Will I lose any functionality by leveraging traditional storage with Cloud Foundation? Simple answer is yes for the following reasons:
- No lifecycle management for external storage through SDDC Manager which means patching and updating of the storage is still a manual task.
- No single pane of glass management out of the box for external storage without installing third party plugins which in my experience have a tendancy to break other things.
- No automation of stretched cluster deployment on external storage, all the replication etc has to be configured manually.
- Day-2 operations such as Capacity Reporting, Health Check and Performance Monitoring are lost without installing any third party software for the external storage.
- Auto deployment of the storage during a Workload Domain deployment, all the external storage has to be prepared beforehand.
- Losing the true “Software Defined Storage” aspect and granular object control, currently external storage support for VVOLS is not there right now either.
Also remember that with Cloud Foundation, the Management Workload Domain has to run on vSAN, you can not use external storage for this.
So if you want a truly Software Defined Data Center with all the automation of deployment, all the nice built in features for day-2 operations then vSAN is the first choice of storage, if you have existing storage you wish to sweat out whilst you migrate to a full SDDC then that’s supported too, and yes you can have a vSAN cluster co-exist with external storage too, which makes migrations so much easier.
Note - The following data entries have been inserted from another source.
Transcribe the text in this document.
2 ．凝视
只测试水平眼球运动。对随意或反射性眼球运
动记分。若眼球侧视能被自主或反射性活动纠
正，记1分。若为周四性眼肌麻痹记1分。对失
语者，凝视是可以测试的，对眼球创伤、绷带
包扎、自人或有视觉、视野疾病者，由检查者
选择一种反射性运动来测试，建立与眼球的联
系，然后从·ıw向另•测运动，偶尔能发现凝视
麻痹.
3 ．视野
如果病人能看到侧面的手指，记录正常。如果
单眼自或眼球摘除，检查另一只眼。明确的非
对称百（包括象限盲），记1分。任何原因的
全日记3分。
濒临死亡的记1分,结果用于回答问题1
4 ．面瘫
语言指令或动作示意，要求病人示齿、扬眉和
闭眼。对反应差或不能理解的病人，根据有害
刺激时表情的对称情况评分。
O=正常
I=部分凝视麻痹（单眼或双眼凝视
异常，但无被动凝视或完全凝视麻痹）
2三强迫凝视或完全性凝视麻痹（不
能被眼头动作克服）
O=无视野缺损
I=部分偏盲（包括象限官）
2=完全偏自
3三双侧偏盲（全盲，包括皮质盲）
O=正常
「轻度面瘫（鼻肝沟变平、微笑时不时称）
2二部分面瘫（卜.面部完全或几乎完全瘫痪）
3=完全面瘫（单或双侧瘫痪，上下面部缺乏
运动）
The other aspect to look at this is in a Hybrid Cloud or Multi Cloud strategy, Cloud Foundation is all about providing a consistent infrastructure between your private and public clouds, so if your public cloud is using Cloud Foundation with vSAN then the logical choice is to have vSAN as your storage for your Cloud Foundation Private Cloud to have that consistent infrastructure for your workloads no matter where they may run.